Anthony Bellanger nous emmène au Canada vers lequel se tournent les migrants rejetés par les États-Unis.

Aujourd'hui se rencontraient le Premier ministre canadien Justin Trudeau (à gauche) et le président américain Donald Trump, dans le bureau ovale de la Maison Blanche à Washington
Aujourd'hui se rencontraient le Premier ministre canadien Justin Trudeau (à gauche) et le président américain Donald Trump, dans le bureau ovale de la Maison Blanche à Washington © Reuters / Kevin Lamarque

Les chiffres sont même impressionnants : en un an, le nombre de migrants passant à pied l'immense frontière qui sépare les deux pays a triplé au Québec et été multiplié par dix entre le Minnesota en la province canadienne du Manitoba.

Et ces chiffres ne valent que pour ces deux provinces. Le constat est le même, sans chiffres, avec dans le reste du Canada qui partage avec les États-Unis 6 400 km, si l'on excepte la frontière avec l'Alaska, près de 9 000 km avec.
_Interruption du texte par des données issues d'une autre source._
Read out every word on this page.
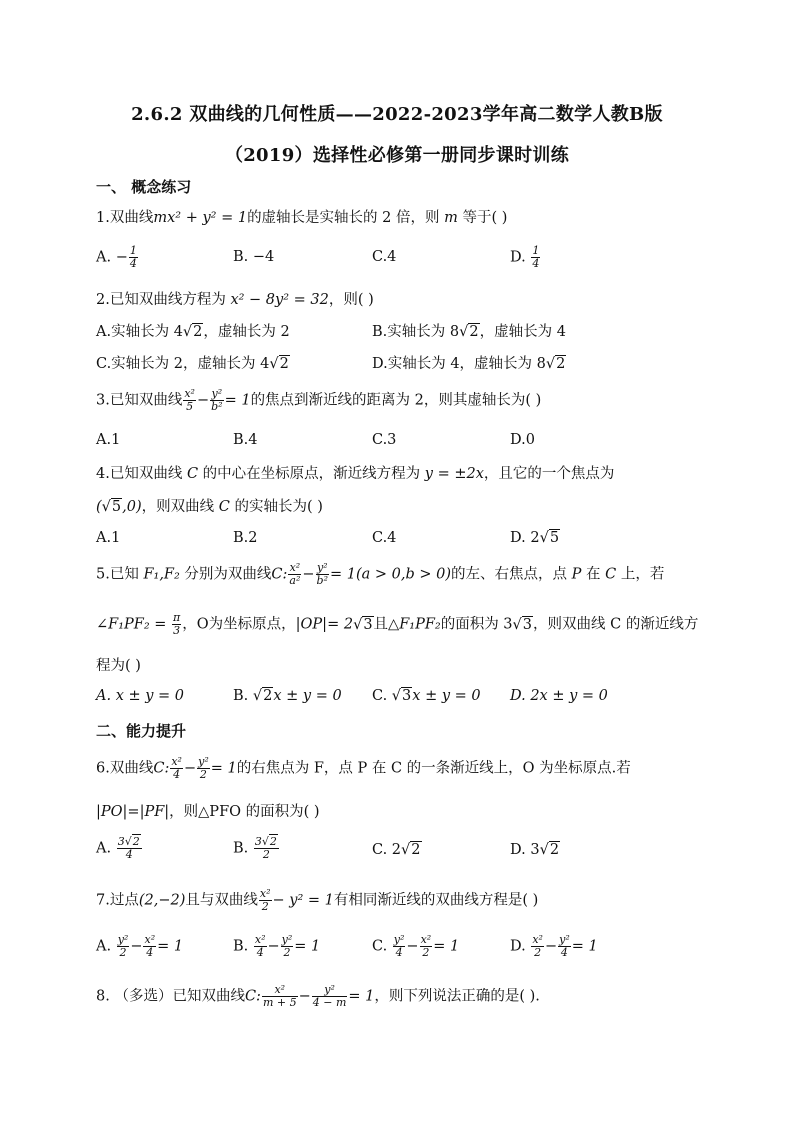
2.6.2 双曲线的几何性质——2022-2023学年高二数学人教B版
（2019）选择性必修第一册同步课时训练
一、 概念练习
1.双曲线mx² + y² = 1的虚轴长是实轴长的 2 倍，则 m 等于( )
A. − $\frac{1}{4}$	B. −4	C.4	D. $\frac{1}{4}$
2.已知双曲线方程为 x² − 8y² = 32，则( )
A.实轴长为 4√2，虚轴长为 2	B.实轴长为 8√2，虚轴长为 4
C.实轴长为 2，虚轴长为 4√2	D.实轴长为 4，虚轴长为 8√2
3.已知双曲线 $\frac{\text{x²}}{5} - \frac{\text{y²}}{\text{b²}} = 1$的焦点到渐近线的距离为 2，则其虚轴长为( )
A.1	B.4	C.3	D.0
4.已知双曲线 C 的中心在坐标原点，渐近线方程为 y = ±2x，且它的一个焦点为
(√5,0)，则双曲线 C 的实轴长为( )
A.1	B.2	C.4	D. 2√5
5.已知 F₁,F₂ 分别为双曲线C: $\frac{\text{x²}}{\text{a²}} - \frac{\text{y²}}{\text{b²}} = 1(a > 0,b > 0)$的左、右焦点，点 P 在 C 上，若
∠F₁PF₂ = $\frac{\pi}{3}$ ，O为坐标原点，|OP|= 2√3且△F₁PF₂的面积为 3√3，则双曲线 C 的渐近线方
程为( )
A. x ± y = 0	B. √2x ± y = 0 C. √3x ± y = 0 D. 2x ± y = 0
二、能力提升
6.双曲线C: $\frac{\text{x²}}{4} - \frac{\text{y²}}{2} = 1$的右焦点为 F，点 P 在 C 的一条渐近线上，O 为坐标原点.若
|PO|=|PF|，则△PFO 的面积为( )
A. $\frac{3√2}{4}$	B. $\frac{3√2}{2}$	C. 2√2	D. 3√2
7.过点(2,−2)且与双曲线 $\frac{\text{x²}}{2} - y^2 = 1$有相同渐近线的双曲线方程是( )
A. $\frac{\text{y²}}{2} - \frac{\text{x²}}{4} = 1$	B. $\frac{\text{x²}}{4} - \frac{\text{y²}}{2} = 1$	C. $\frac{\text{y²}}{4} - \frac{\text{x²}}{2} = 1$	D. $\frac{\text{x²}}{2} - \frac{\text{y²}}{4} = 1$
8. （多选）已知双曲线C: $\frac{\text{x²}}{m + 5} - \frac{\text{y²}}{4 - m} = 1$，则下列说法正确的是( ).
Impossible donc de tout surveiller.

Il faut souligner deux éléments.

D'abord, traverser la frontière américano-canadienne n'a rien d'une partie de plaisir en hiver : beaucoup de migrants se retrouvent dans les hôpitaux canadiens, sitôt la frontière passée, avec de graves engelures.

Ensuite, beaucoup de ces migrants ont parfois voyagé plusieurs mois (typiquement 5 ou 6 mois) depuis, par exemple, la corne de l'Afrique ou le Moyen-Orient, en passant par l'Afrique du Sud, le Brésil puis en remontant toute l'Amérique latine jusqu'aux États-Unis.

Enfin, pour eux, le Canada est souvent un second choix. Ils ont avant tenté de rester aux États-Unis mais se sont heurtés aux restrictions du système d'asile qui renvoie au pays un demandeur d'asile débouté.

Le Canada, lui, n'expulse pas vers des pays dangereux.